Ford Aquitaine Industrie : l’angoisse de la fermeture s’étend à Getrag Ford Transmission

Jean-Philippe Déjean

GFT Port Ouest
J. Philippe Déjean

Jean-Philippe Déjean

GFT Port Ouest
J. Philippe Déjean
Avec la mise en production depuis 2017 de la boîte de vitesses manuelle MX65, destinée aux petits modèles européens de Ford, soit une production annuelle de 550.000 unités pour une charge de production étalée sur 10 ans, les 1.262 salariés (en durée indéterminée, déterminée, intérimaires, détachés de FAI) de l'usine Getrag Ford Transmission (GFT), à Blanquefort (Gironde), n'ont en principe pas de soucis à se faire.
Pourtant l'annonce par le groupe Ford de la fermeture d'ici le mois d'août de l'usine Ford Aquitaine Industries (FAI), distante de quelques centaines de mètres de celle de GFT, commence à inquiéter certains salariés de GFT, à commencer par les adhérents de la CGT. Pendant des années ces deux unités de production ont été présentées par le groupe Ford comme des usines sœurs à la base d'un pôle automobile unique en Gironde, FAI fabriquant des boîtes de vitesses automatiques pour le marché américain et GFT des boîtes de vitesses manuelles pour l'Europe.
La situation a commencé à changer à partir de juillet 2015, quand le géant canadien Magna, équipementier lié à Ford à l'échelle mondiale, a pris le contrôle du groupe allemand Getrag.

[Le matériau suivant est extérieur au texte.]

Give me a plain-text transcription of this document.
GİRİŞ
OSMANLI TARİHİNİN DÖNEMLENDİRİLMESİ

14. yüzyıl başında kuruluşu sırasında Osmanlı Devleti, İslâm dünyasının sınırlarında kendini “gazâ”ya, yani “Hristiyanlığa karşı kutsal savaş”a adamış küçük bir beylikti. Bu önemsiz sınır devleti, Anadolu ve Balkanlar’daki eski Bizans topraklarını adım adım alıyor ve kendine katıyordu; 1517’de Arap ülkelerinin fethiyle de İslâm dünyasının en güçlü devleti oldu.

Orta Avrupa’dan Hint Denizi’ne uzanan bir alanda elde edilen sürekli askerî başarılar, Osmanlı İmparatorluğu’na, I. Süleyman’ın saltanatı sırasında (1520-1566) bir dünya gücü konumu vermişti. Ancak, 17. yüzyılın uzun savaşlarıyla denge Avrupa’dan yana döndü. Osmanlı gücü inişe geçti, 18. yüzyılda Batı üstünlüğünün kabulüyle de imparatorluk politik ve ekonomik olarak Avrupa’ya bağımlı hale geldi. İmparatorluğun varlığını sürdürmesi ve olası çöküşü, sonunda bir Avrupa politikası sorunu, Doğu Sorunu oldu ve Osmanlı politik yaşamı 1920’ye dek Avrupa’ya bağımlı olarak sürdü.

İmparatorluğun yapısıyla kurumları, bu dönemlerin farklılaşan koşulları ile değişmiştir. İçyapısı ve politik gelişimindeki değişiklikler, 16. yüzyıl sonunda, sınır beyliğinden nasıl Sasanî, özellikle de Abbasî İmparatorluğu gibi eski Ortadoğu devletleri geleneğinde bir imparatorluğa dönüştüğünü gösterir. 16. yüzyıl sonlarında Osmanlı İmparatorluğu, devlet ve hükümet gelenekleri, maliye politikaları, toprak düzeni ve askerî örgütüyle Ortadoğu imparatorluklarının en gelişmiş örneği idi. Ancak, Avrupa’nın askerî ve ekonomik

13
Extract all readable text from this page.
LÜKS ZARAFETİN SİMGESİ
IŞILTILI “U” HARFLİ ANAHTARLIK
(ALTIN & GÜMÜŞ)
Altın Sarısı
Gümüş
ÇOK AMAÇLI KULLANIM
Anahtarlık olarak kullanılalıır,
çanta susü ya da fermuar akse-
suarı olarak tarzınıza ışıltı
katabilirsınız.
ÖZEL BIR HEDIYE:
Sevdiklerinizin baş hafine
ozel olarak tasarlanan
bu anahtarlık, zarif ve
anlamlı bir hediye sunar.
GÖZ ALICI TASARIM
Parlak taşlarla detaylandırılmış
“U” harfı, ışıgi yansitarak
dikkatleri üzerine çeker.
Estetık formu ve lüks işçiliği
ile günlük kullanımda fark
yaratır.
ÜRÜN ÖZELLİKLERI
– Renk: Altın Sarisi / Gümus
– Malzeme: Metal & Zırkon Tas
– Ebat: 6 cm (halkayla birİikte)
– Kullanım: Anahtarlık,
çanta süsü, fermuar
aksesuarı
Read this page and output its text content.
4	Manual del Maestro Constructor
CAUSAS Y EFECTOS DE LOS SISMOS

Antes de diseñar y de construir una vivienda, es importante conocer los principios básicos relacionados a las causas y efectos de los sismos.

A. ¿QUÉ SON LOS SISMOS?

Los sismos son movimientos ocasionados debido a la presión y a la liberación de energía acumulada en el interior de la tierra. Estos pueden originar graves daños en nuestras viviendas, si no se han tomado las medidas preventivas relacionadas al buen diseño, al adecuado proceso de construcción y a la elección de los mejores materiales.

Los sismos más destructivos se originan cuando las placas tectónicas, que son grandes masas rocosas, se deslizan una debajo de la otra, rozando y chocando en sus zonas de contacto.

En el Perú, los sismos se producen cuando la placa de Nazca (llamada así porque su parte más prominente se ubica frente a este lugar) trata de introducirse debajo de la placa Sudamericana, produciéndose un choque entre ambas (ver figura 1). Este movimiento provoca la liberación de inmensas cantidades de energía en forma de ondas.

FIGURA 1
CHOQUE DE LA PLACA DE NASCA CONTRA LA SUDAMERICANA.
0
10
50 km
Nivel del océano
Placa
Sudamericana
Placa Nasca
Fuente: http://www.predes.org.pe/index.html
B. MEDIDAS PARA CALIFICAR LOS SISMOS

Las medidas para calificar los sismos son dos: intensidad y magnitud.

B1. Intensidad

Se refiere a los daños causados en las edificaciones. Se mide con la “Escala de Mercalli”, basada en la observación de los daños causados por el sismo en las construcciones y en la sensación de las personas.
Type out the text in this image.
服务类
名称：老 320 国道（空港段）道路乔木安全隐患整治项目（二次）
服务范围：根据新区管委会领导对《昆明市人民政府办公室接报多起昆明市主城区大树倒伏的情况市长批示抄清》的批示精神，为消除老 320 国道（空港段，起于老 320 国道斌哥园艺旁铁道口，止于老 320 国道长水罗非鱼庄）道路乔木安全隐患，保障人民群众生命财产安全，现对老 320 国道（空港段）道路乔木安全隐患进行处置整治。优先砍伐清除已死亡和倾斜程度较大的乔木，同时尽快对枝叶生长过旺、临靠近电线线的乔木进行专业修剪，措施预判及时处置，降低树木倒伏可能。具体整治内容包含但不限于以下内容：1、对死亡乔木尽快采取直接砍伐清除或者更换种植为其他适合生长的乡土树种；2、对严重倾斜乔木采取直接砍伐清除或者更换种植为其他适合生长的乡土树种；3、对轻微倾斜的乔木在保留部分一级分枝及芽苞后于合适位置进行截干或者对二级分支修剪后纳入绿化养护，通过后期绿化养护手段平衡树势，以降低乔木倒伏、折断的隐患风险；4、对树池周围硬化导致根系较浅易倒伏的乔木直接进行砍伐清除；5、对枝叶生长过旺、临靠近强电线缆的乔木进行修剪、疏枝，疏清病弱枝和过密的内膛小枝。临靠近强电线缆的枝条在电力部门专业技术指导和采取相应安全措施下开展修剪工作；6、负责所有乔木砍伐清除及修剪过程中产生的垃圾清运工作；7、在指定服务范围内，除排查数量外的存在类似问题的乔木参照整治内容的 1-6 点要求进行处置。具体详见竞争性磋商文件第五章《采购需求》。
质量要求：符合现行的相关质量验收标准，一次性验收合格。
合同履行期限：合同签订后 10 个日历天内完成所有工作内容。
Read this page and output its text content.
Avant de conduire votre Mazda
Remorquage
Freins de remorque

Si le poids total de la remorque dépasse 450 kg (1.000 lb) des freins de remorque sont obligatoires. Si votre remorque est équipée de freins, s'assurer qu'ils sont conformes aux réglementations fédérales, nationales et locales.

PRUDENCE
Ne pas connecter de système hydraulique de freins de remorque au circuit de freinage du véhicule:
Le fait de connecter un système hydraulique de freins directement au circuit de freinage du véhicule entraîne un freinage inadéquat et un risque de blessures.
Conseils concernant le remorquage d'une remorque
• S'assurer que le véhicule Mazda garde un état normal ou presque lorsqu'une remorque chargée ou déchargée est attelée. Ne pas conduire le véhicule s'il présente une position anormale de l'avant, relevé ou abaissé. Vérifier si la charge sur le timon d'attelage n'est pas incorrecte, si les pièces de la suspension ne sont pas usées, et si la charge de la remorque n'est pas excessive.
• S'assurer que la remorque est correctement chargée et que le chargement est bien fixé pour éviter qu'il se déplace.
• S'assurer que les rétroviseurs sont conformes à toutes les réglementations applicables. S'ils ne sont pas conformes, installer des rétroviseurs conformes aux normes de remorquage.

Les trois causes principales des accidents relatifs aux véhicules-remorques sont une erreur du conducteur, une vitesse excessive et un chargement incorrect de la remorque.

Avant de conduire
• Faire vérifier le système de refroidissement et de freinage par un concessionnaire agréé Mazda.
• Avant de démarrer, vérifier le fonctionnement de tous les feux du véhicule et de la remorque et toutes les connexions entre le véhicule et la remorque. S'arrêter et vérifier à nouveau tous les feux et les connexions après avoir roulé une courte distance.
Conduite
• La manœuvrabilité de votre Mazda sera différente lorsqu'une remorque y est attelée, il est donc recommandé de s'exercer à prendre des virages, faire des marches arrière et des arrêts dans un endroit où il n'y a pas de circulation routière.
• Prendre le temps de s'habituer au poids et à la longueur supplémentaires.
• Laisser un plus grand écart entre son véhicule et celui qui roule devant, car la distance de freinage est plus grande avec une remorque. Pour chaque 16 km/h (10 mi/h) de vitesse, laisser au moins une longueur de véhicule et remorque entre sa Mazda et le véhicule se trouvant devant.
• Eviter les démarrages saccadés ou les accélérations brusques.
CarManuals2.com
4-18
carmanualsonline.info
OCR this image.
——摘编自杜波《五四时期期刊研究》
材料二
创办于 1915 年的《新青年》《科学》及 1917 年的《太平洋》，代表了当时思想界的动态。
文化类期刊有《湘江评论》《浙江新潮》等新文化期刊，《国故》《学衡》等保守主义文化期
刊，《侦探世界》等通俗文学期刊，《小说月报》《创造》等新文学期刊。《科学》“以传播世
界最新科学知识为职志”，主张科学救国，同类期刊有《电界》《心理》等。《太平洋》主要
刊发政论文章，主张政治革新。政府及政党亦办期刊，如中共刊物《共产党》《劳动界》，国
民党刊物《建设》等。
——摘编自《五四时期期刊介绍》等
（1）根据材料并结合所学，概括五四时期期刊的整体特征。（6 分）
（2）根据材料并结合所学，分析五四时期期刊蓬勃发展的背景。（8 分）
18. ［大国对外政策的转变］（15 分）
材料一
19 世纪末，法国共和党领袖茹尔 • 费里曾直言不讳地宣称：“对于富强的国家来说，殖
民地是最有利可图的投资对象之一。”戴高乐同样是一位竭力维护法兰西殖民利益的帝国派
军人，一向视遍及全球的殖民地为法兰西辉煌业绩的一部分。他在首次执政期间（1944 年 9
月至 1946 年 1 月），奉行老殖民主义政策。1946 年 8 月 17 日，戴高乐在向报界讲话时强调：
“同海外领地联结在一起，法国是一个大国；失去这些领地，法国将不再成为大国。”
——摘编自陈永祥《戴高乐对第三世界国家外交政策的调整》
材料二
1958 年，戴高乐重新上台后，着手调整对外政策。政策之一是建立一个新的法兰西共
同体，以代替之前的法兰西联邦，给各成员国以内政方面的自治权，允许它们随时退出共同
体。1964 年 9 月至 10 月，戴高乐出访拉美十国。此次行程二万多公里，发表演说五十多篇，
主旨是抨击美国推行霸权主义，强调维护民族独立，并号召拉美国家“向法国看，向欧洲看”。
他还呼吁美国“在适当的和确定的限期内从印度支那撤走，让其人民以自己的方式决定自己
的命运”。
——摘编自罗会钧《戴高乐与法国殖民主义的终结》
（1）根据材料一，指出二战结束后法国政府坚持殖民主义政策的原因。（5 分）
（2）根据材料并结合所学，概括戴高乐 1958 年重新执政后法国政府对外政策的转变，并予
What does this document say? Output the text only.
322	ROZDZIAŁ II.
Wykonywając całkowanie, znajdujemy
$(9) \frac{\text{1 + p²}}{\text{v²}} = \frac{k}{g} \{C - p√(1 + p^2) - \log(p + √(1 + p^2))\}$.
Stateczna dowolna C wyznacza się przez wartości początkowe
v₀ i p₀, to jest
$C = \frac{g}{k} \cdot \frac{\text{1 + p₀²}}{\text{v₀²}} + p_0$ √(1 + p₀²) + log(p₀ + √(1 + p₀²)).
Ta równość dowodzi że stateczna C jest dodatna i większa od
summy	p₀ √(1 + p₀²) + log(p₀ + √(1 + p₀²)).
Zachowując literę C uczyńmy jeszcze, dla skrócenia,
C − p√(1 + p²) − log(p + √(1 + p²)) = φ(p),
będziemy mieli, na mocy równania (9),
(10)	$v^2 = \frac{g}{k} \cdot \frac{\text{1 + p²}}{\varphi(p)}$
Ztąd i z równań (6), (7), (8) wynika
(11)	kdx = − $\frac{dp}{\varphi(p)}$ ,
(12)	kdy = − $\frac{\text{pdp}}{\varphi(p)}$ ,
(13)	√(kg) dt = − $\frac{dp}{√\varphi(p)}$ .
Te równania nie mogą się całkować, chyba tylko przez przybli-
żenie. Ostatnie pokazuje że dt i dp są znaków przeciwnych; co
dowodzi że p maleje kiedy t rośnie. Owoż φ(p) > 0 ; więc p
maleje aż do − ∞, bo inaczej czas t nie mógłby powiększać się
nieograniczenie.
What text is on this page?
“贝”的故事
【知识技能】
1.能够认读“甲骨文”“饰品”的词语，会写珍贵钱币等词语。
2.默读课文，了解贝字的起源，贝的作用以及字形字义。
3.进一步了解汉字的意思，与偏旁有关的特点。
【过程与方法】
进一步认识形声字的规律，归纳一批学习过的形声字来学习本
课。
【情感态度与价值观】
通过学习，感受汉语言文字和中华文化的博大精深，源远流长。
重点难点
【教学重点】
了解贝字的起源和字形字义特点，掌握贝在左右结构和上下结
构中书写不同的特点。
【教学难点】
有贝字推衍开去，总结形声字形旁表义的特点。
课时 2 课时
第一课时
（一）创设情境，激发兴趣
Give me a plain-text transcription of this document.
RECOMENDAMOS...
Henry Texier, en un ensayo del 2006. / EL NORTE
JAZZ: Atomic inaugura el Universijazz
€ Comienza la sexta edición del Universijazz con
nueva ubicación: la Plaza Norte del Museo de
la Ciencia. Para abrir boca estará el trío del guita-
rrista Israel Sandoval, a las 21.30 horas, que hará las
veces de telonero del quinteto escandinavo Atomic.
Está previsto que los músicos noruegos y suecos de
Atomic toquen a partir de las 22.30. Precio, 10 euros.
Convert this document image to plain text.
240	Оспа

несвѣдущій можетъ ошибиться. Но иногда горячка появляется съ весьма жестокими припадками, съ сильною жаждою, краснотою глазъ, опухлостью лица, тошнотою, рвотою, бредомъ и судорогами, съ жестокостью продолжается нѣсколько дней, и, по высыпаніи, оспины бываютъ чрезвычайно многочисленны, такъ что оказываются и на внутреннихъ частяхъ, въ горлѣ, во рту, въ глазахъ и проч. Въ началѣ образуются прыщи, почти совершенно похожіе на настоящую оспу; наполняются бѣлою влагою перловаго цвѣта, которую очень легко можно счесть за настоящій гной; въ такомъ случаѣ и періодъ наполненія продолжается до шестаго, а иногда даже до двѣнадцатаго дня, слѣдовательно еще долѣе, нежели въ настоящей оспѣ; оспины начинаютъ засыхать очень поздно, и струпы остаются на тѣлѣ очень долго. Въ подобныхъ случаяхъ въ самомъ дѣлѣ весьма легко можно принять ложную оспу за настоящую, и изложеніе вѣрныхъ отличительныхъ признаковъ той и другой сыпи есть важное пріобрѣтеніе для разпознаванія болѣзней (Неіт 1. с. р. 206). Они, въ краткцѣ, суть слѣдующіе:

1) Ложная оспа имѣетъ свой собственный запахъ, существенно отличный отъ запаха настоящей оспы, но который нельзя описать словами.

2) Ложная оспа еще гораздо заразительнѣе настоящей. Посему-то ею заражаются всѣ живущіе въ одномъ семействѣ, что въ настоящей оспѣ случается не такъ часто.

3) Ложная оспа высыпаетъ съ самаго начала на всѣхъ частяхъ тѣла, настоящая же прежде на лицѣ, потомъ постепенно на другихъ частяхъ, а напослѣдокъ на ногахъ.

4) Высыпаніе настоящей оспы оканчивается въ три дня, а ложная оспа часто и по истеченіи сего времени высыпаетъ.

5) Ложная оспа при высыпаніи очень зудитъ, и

Sa filiale française Getrag Ford Transmission (GFT) est ainsi passée sous le pavillon de Magna. Avec l'arrivée de Magna, le concept des deux usines sœurs a cessé d'exister, les salariés de GFT sont devenus encore plus discrets que par le passé, tandis que la direction optait pour le silence radio. Malgré la séparation désormais affichée entre les deux usines, la réalité semble bien différente. C'est ce que le syndicat CGT de GFT a décidé de mettre en lumière.
Les cégétistes témoignent d'une inquiétude qui devrait prendre davantage de corps au fur et à mesure que la date de la fermeture définitive de l'usine FAI va se rapprocher.
Avant de lancer un début d'appel en direction de la direction du groupe Ford mais aussi des services de l'Etat et des élus.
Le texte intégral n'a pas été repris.